Some critics of my book “Reign of Error” say that “reformers” are not privatizers. Who, me, they say, in all innocence?

I invite them to read this post by veteran reporter Bobby Tanzilo in Milwaukee. Here is a city with a thriving voucher program, a thriving charter sector, and a shrinking public school system (that contains disproportionate numbers of students with disabilities and English learners who are unwanted by the other two sectors).

All of this competition among the three sectors was to produce dramatic improvement, but it didn’t. Milwaukee has had school choice for 23 years. Today, it is one of the lowest performing urban districts on the National Assessment of Educational Progress.
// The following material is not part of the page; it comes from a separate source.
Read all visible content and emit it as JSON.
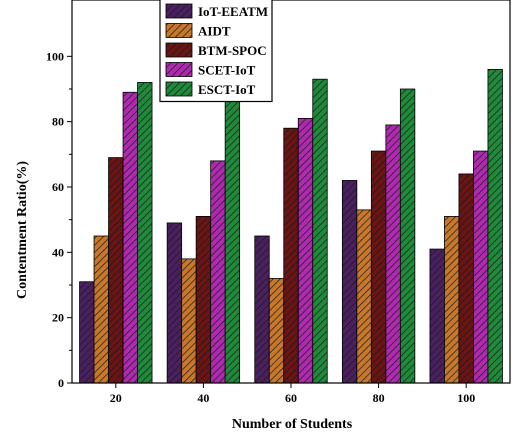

But the business leaders of Milwaukee, Tanzilo writes, want more choice. They want more privatization. They want the entire city school district turned into a “Recovery School District,” to emulate those in New Orleans and Memphis.

Tanzilo writes:

The Metropolitan Milwaukee Association of Commerce – which has in the past supported stripping the elected school board of its power and drawing away funding from Milwaukee Public Schools to pay for private and religious school vouchers – sponsored a pair of PowerPoint presentations on education that were shown to its members in August.

These slideshows touted the so-called “recovery districts” in New Orleans and Memphis and suggest to me – and others I’ve spoken to – that rumors that the group is pushing the recovery district idea for Milwaukee are true.

Recovery districts are public school systems that have had their autonomy and local control usurped by state capitols at the urging of corporate school reformers whose goal is to privatize public schools. The districts are then turned over to private, outside entities that are accountable to no one … or at least not us citizens and parents.

In short, they want to eliminate public education in Milwaukee altogether. They should do their homework. Even the Cowen Institute at Tulane–which supports charter schools–acknowledges that 2/3 of the charters in New Orleans are low-performing schools. And the so-called Achievement District in Memphis is too new to have any meaningful results.

The bottom line is that the business and civic leaders in Milwaukee think that the best way to improve the schools is to abolish public education and privatize control of all the schools. They have not a scintilla of evidence for doing so. The charter sector and the voucher sector in Milwaukee do not outperform the struggling public sector.

What is it that appeals to Milwaukee’s leaders? The absence of any democratic role in public education?